Anschließend geht der Autor auf Kritik an Schweitzer ein, einschließlich des Vorwurfs von Bevormundung und Kolonialismus in seinem afrikanischen Werk. Er unternimmt, was er ein „Wiederherstellungsprojekt“ nennt, und unterscheidet zwischen dem hagiographischen Bild von Schweitzer als dem freundlichen Dschungelarzt und der komplizierteren historischen Figur. Basierend auf Karl Jaspers‘ Konzept der „paradigmatischen Individuen“ und David Purpels Vorstellung vom prophetischen Lehrer positioniert Rud Schweitzer weniger als Vorbild zur Nachahmung, sondern als Leuchtturm, an dem man sich orientieren kann.

In den letzten Kapiteln werden Bildungsinitiativen untersucht, die von Schweitzer inspiriert wurden, darunter Schulen, die seinen Namen tragen, und Lehrpläne, die auf der Grundlage seiner Philosophie entwickelt wurden.

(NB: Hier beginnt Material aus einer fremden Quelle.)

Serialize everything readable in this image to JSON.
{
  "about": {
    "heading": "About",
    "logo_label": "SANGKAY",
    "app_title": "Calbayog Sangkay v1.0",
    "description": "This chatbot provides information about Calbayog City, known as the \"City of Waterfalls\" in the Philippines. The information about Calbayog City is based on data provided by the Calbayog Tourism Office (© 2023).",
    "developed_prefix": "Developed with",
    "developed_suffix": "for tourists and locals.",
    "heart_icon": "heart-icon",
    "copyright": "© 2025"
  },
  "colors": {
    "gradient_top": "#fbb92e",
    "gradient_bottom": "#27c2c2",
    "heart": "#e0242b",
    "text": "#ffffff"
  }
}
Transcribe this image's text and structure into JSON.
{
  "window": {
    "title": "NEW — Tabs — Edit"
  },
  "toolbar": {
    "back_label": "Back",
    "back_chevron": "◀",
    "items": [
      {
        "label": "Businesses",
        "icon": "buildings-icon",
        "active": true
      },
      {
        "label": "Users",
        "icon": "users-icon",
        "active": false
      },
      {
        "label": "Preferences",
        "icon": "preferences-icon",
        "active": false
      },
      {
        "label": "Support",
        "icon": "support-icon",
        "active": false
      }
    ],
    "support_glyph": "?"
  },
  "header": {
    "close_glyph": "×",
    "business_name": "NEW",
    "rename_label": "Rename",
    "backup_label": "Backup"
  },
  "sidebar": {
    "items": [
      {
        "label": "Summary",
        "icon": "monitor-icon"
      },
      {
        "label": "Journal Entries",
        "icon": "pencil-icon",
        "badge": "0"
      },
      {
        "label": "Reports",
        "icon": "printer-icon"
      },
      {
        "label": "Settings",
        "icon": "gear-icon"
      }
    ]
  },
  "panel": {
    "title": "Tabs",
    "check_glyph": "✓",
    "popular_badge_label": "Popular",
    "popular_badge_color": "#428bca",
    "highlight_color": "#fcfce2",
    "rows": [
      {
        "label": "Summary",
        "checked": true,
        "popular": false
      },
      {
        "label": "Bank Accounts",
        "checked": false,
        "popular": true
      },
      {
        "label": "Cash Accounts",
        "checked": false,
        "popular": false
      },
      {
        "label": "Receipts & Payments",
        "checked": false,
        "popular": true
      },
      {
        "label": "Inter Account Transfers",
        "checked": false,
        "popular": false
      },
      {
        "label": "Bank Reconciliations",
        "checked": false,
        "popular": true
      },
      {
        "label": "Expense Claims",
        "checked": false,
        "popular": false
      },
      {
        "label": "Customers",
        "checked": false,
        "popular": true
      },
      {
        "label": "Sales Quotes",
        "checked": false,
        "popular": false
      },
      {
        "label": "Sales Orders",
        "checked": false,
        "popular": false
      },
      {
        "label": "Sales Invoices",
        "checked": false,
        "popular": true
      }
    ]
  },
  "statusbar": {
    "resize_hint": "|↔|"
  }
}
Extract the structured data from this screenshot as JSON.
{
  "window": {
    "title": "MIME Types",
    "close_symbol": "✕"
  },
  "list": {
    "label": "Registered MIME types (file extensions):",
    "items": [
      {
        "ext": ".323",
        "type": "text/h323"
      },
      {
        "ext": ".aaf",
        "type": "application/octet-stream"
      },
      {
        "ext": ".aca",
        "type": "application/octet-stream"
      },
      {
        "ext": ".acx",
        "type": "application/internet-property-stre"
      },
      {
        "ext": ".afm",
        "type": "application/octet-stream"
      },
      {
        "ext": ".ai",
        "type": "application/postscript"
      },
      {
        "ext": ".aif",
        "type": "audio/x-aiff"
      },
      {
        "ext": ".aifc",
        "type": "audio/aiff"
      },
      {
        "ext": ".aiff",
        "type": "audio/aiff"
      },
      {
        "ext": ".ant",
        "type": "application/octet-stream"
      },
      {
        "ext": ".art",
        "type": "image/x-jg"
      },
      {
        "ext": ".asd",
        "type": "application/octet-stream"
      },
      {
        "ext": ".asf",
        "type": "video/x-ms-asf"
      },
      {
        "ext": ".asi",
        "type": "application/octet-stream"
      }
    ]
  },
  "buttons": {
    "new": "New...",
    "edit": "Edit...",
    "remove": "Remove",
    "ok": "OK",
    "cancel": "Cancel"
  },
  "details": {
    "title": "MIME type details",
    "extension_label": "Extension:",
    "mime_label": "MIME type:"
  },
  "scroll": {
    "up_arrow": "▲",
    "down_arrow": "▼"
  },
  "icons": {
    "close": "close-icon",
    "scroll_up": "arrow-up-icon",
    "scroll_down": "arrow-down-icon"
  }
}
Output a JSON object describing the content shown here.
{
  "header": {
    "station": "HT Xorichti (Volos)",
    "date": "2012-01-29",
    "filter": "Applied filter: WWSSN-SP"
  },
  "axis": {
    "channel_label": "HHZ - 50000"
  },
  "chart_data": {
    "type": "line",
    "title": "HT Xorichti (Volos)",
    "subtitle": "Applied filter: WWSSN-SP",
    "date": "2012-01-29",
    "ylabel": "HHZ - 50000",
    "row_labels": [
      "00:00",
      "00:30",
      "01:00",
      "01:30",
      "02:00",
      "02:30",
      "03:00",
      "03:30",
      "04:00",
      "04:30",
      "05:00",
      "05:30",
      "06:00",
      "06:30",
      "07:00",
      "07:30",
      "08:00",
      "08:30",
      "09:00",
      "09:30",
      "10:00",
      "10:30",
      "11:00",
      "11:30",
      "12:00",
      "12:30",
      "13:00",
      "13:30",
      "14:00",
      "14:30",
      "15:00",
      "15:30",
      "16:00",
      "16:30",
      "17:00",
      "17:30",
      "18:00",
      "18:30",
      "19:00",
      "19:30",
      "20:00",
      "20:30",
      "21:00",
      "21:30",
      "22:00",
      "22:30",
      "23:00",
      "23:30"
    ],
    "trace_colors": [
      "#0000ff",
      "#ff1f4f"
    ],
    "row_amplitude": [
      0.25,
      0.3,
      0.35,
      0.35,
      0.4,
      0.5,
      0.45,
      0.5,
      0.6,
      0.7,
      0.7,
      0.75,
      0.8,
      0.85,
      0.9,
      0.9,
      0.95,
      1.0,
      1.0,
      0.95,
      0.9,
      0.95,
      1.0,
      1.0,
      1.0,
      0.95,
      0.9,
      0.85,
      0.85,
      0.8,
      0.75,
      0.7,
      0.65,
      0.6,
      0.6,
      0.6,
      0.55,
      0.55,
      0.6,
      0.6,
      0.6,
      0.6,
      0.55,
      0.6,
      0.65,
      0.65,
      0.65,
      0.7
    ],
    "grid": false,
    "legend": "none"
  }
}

Rud räumt ein, dass Schweitzers Einfluss auf die Bildungspraxis nach wie vor nur teilweise und verstreut ist, argumentiert jedoch, dass sein Beispiel Pädagogen eine Vision des Unterrichts bietet, die auf Gastfreundschaft, Gemeinschaft und Dienst basiert.

== Rezensionen ==
Mike W. Martin von der Chapman University beschrieb das Buch als „meisterhaft und wunderschön geschrieben“. Martin fand heraus, dass Ruds Konzept der praktischen Ehrfurcht sowohl für Lehrer, Administratoren als auch für akademische Gemeinschaften Anwendungsmöglichkeiten bot, die ihre Ehrfurcht vor der Bildung durch Rituale, Feiern und die Auseinandersetzung mit Schweitzers Schriften zum Ausdruck bringen wollten. Er bemerkte, dass Rud Schweitzers Umweltgedanken als zentrales Thema behandelte und wies darauf hin, dass Schweitzer Jahrzehnte vor der modernen Umweltbewegung die Ehrfurcht vor allen Lebewesen in den Mittelpunkt seiner Ethik gestellt hatte. Während Rud Schweitzer als vorbildlich darstellte, bemerkte Martin, dass das Buch auch seine Fehler als lehrreich behandelte, insbesondere seine komplizierten Überlegungen zum Kolonialismus und die persönlichen Opfer, die seine Mission seiner Familie auferlegte.
J. A. Helfer argumentierte, dass Schweitzer zu jeder Liste wichtiger Denker mit Relevanz für Bildung gehörte und dass es Rud gelang, die Ideen von jemandem zu erklären und zu erweitern, dem die Menschen sehr am Herzen lagen. Für Helfer führte die zweiteilige Struktur des Buches den Leser effektiv von Schweitzers prägenden Erfahrungen bis hin zu Anwendungen in der zeitgenössischen Bildungspraxis. Er empfahl die Arbeit für Sammlungen im Bachelor-, Master- und Forschungsbereich der höheren Klassen.